Are you a website designer or developer? Learning how to write and tweak HTML and CSS is the first step. After you know how to do that, you'll need to update your knowledge as technology updates. HTML5 and CSS3 are the updates to the originals, and HTML & CSS For The Real World is an amazing teacher if you're ready to make those first steps to learn!
The book is easy to read, follow along, and understand. If you're itching to learn or brush up on HTML5 and CSS3 which includes HTML Markup, Styling, or scripting- this book will definitely lead you to where you want to be!
HTML and CSS (if you don't already know) are the languages of the web. As we all know- all languages improve as time goes on. Hence the 5 (HTML5) and 3 (CSS3). They both contain new features that the old HTML and CSS do not have.
Learning any skill can prove difficult at times, but if you're willing to get the right resources (books) and put the time, passion, and patience into learning you can definitely do it. I've not only taught myself HTML and CSS but graphic design, sewing, and crocheting (as well as other stuff). It's having the books that clearly explain in a way that can be understood (and shows the examples and has detail).
This book is more than just a step-by-step tutorial, it's a hands on, practical guide to using HTML5 and CSS3 in the "real world." Every obstacle that you might face when designing and building websites are explained and you are walked through them with this book.
If you aren't understanding why web language is constantly evolving this book helps you along the way to fully comprehending that! There are cool little icons placed throughout the book that will let you know of any tips, notes, warnings, or something that clearly needs MORE attention. When working with something new, this is always a good thing.
This book isn't for beginners. If you know nothing about HTML and CSS, then you should definitely start at the beginning and work your way through to this book. You'll need to start out with a book that clearly defines HTML, not HTML5. This is strictly for those that already understand how to write HTML and CSS. HTML5 and CSS3 are just updating the originals, not making something new.
So, if you can look at what's below and are completely lost and don't know what it means, you need to start out with HTML.
<html lang= "en">
<meta charset= "utf-8'>
<title> The HTML Herald </title>
<meta name= "description" content="The HTML Herald">
When you build and manage a website or several, you can't keep them the same forever. You can't spend all that time designing and building just to never go back and edit and update it. That isn't how it works. That's like a homeowner building a brand new house and never cleaning or fixing it. You have to continually keep an eye on it and update it as technology changes.
Learning HTML5 and CSS3 is the next step to learning how to keep up with the ever-changing technological times. You are definitely taking a gigantic leap in your website and web development improvements by willing to take that extra step and learn.
This is an awesome starting point at learning HTML5 and CSS3 because it has a good overview and insight of both. The only thing is that it left me wanting more at some points throughout the book.

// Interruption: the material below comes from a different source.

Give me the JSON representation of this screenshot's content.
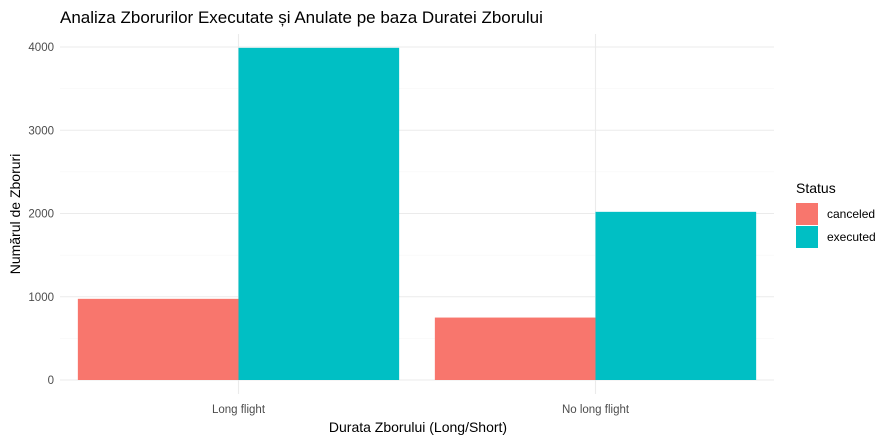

Although it had a wide coverage, the coverage at times was brief.
I wish it had more detail to the more complex and harder to understand features such as the canvas. This isn't something that is easy to learn, yet it's only explained briefly, within the same chapter as the drag-and-drop, which is also hard to learn. They should both have been covered a little more in my opinion.
I like getting the hang of stuff. I like seeing it in action, using it a couple times, and getting a feel for something before I feel comfortable with it. I felt that it should have been a little more in depth with these two things, so that we could definitely feel more comfortable using something so complex to what we're used to as web designers.
I'd also liked if there were a cheatsheet inside. Something that covered a shortlist of HTML tags. That way if we were coding and writing, we could just flip to that page and find what we're looking for. I like to be able to quickly reference back to something, so I think it would have made it 10x easier on us if it had had that cheatsheet inside.
Other than that- this book is amazing. It covers a variety of different HTML5 and CSS3 markups.